We’ve all had those moments when nothing seems to go right. When they happen at a shooting competition or when you’re trying to improve your skills on the range, it can make for a frustrating experience. This week’s Youtube video is a perfect example…
Between an obvious bad shot, sluggish reloads, crazy lighting and the misses that I thought were good hits, this disaster of a stage could have set the tone for the rest of my USPSA Carry Optics Nationals. If there’s one thing I have learned throughout my shooting career it’s that it is not over until it’s truly over. Here are some of my do’s and don’ts for those less-than-stellar moments so that you can come back strong.
DON’T let your emotions get the better of you, but DO take a moment. No one wants to see you have a hissy fit. That said, you should allow yourself to take a short amount of time to feel annoyed, sad and/or angry on the inside. This will help you accept what has happened and move on.
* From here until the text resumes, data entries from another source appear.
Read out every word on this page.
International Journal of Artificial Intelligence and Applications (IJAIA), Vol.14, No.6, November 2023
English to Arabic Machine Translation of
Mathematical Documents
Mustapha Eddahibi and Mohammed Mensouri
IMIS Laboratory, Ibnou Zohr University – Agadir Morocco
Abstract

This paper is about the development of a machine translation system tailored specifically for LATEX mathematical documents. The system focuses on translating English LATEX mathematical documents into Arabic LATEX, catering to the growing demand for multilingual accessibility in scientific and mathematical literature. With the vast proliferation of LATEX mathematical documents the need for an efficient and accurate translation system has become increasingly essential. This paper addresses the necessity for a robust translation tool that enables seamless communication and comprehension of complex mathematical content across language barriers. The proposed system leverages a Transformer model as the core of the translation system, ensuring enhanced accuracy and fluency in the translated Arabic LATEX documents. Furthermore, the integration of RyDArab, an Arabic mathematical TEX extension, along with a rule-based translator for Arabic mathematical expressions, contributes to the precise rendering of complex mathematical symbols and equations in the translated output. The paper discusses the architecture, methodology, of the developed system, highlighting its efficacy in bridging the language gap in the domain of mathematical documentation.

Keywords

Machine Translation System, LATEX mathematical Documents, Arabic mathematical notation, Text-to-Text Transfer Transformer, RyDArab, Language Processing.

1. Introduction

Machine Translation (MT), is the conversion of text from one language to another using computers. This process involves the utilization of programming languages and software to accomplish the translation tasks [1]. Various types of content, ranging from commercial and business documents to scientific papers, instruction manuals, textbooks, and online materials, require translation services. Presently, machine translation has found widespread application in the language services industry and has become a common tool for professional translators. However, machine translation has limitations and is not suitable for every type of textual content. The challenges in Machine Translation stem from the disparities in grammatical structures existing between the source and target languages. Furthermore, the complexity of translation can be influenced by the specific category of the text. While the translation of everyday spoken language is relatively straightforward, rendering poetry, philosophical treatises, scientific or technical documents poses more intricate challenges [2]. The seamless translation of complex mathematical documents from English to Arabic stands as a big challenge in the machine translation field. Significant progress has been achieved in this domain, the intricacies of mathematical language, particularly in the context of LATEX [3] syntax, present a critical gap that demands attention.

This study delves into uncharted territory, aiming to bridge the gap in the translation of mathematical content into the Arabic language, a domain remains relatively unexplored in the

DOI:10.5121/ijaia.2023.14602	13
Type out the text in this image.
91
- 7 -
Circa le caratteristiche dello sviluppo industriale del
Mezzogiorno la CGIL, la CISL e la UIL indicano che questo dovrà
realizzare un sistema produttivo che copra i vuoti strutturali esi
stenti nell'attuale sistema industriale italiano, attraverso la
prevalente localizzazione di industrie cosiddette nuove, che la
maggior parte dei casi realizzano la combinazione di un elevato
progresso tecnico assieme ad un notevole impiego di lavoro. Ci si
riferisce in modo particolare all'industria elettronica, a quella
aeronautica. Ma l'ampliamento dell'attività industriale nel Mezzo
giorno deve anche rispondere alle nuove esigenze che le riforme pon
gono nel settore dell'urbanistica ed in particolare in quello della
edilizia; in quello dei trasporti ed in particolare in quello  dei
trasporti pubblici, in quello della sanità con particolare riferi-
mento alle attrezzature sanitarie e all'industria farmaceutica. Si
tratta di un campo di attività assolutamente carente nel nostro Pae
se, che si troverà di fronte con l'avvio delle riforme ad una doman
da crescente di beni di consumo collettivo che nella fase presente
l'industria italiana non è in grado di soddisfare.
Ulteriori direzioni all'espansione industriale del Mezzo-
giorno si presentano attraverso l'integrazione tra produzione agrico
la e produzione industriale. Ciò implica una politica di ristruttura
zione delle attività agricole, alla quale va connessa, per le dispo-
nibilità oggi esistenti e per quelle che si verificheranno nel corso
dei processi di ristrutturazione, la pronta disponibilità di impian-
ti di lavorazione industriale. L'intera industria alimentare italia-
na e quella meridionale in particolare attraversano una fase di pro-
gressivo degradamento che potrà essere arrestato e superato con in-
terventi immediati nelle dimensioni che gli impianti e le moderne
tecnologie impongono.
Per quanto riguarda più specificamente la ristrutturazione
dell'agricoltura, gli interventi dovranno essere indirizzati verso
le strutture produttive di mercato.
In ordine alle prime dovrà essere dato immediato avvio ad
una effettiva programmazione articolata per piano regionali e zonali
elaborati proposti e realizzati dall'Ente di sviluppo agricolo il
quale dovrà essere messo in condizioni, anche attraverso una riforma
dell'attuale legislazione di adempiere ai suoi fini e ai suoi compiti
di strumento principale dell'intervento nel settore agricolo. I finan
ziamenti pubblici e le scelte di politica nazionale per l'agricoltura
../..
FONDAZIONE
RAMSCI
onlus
DO acknowledge what went wrong, but DON’T dwell on it. Did you have some sort of gun or equipment problem? Did you forget to load your magazines? Did you not pay attention to the sights? Identifying the problem(s) will help you not repeat them. Take a clinical approach by assessing and coming up with an appropriate plan.
DO go back to the basics. Focusing on the fundamentals skills isn’t just a productive distraction, it can also get you back on track for a better performance.
DON’T worry about your score or where you’ll finish. Instead, DO micro manage the moments/shots/stages. The best part? If you win those small battles and you may just end up winning the war.
Finally DO give it your best shot every time (pun intended). Not every day will be a record breaker or victory, but it’s the moments when you struggle you really can learn so much about your own mental game, how to make a real comeback and achieve your shooting goals.